Lack of chemistry between the two principals is only the first problem of "Marrying Man". Obvious re-hoots result in an unwieldy package that has the film climaxing with perhaps 30 minutes to go, making it play like an original and a sequel spliced together. Director Jerry Ree, who previously helmed the animated feature "The Brave Little Toaster", has the usually dependable cinematographer Donald Thorin light interiors as if for film noir rather than comedy.

He also shifts uncomfortably from big set pieces to utterly static, talkative exposition scenes in closeup sans background action. Result is grim and pointless.

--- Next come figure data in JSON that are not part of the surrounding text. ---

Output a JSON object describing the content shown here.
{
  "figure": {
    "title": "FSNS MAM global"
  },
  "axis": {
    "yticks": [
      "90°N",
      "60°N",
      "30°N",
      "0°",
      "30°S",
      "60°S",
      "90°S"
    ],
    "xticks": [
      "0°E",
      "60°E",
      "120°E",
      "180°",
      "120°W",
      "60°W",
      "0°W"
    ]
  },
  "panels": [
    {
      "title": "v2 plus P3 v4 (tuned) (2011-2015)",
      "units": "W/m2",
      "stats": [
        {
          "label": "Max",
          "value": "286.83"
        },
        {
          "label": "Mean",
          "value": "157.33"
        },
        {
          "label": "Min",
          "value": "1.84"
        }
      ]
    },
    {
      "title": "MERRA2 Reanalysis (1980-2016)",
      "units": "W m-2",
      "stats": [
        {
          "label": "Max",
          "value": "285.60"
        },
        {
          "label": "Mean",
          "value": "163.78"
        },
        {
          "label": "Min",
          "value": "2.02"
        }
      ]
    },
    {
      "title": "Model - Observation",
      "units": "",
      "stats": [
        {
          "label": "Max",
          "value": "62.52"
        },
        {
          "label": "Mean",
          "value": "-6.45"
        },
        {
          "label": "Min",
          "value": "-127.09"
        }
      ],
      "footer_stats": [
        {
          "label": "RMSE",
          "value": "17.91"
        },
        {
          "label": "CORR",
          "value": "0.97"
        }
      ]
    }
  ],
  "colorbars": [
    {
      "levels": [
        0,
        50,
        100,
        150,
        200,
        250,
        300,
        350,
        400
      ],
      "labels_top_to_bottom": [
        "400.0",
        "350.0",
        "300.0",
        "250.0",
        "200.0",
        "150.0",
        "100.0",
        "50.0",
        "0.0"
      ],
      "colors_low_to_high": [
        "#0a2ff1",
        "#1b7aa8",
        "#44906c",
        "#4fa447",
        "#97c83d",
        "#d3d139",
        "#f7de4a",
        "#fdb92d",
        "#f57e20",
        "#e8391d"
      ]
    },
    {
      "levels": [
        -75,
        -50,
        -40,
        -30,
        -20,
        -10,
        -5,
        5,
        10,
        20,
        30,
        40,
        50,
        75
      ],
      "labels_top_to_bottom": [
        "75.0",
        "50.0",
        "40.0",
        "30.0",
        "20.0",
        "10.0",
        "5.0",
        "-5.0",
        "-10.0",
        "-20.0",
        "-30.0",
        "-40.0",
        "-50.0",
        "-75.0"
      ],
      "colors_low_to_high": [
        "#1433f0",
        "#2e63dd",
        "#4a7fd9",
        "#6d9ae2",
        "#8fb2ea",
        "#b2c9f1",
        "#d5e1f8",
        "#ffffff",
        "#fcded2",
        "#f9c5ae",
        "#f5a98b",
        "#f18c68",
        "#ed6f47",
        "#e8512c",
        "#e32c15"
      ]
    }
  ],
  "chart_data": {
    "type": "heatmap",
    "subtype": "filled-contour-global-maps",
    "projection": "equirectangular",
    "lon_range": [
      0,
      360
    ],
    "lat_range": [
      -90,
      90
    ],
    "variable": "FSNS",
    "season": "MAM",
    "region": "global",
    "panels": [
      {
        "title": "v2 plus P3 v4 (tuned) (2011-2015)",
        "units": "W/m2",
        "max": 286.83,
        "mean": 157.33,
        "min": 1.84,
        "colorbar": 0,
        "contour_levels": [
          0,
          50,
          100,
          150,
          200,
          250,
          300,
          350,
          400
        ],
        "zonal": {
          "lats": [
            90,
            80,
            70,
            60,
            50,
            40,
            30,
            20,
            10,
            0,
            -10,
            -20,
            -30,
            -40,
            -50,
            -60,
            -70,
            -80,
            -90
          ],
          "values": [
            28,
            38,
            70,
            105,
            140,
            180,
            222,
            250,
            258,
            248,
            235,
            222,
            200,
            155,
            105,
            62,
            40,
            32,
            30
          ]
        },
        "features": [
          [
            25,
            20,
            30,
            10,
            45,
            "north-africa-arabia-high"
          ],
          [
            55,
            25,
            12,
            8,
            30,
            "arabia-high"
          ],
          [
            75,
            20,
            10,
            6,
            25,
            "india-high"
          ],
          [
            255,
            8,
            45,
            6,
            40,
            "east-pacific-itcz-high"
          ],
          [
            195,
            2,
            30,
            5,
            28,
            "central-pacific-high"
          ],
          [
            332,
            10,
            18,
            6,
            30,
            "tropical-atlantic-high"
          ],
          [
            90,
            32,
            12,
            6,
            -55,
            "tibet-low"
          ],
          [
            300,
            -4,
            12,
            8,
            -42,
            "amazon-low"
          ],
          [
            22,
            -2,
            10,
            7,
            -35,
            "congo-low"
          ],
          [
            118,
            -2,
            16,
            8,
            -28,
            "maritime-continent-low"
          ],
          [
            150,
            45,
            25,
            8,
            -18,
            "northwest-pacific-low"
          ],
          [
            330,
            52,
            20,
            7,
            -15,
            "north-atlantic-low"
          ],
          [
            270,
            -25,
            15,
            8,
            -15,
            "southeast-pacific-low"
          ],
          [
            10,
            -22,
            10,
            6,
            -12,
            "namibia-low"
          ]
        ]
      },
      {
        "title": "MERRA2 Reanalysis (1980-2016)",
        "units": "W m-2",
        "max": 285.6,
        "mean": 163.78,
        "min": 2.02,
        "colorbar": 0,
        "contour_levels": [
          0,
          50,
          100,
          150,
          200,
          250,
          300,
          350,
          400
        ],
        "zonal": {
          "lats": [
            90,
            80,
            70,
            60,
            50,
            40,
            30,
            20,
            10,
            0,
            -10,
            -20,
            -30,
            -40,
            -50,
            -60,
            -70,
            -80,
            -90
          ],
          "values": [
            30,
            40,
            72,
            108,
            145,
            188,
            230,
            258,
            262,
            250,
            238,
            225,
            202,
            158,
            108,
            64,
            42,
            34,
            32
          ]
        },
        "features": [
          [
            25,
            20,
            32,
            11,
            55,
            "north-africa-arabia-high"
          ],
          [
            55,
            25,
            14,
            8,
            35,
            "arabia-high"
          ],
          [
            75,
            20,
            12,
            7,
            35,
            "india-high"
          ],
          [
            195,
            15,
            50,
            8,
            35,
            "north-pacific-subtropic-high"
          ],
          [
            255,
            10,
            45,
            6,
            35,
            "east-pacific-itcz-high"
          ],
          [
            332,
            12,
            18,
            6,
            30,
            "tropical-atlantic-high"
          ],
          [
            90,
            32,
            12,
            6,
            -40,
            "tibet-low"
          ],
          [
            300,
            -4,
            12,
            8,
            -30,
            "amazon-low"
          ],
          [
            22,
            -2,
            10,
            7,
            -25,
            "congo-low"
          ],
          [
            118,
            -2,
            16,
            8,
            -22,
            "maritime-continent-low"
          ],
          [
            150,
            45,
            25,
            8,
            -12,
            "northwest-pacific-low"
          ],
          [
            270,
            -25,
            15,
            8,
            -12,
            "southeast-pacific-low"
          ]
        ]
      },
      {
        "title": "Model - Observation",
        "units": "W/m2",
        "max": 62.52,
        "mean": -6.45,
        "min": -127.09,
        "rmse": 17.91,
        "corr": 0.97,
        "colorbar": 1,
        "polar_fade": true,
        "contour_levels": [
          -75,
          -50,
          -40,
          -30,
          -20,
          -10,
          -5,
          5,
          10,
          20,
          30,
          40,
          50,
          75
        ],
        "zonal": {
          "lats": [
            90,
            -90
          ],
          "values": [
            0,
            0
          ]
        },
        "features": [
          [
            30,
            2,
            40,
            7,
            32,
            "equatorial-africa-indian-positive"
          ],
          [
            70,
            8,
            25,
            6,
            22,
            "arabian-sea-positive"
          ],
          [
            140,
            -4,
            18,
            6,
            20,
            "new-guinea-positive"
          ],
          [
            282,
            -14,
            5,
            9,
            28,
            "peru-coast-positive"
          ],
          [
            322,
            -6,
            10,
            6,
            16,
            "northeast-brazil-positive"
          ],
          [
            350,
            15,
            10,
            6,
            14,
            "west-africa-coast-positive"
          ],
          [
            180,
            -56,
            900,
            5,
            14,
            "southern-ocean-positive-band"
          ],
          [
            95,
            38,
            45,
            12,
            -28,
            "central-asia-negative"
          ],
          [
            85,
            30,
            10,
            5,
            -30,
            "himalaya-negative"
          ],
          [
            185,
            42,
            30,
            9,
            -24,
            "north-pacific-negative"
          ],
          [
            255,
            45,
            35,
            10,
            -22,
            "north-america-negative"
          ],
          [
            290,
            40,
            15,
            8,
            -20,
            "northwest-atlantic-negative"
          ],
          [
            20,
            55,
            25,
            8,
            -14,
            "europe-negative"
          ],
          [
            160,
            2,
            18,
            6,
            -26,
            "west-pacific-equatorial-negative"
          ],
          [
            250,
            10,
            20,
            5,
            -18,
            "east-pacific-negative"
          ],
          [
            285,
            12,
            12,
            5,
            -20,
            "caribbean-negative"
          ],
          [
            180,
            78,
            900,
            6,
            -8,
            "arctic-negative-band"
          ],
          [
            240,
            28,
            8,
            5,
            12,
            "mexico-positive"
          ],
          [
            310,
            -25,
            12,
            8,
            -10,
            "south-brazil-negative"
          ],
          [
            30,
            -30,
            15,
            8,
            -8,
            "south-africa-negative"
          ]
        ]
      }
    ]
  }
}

Basinger, replete with vocal coach and choreography by no less then Jeffrey Hornaday, gives a mechanical impression of a competent singer, while grabbing herself during her ubers in a manner more like the animated Jessica Rabbit (of "Who Framed Roger Rabbit") than Mae West. Unlike her obvious inspiration, Michelle Pfeiffer in "The Fabulous Baker Boys", Basinger fails to integrate the singing stunt organically into her character. Stuck with the role of a handsome cad, Baldwin mugs and poses in embarrassing fashion, resembling his recent "Saturday Night Live" hosting assignments. Nearly every laugh here is achieved by Fisher Stevens, given the brightest lines in Baldwin's circle of male kibitzers.

Casting ploy of having Assante and Robert Loggia portray, respectively, stereotype Jewish gangster and studio chief instead of Italians will give little solace to groups unhappy with the portrayal of Italian Americans on screen.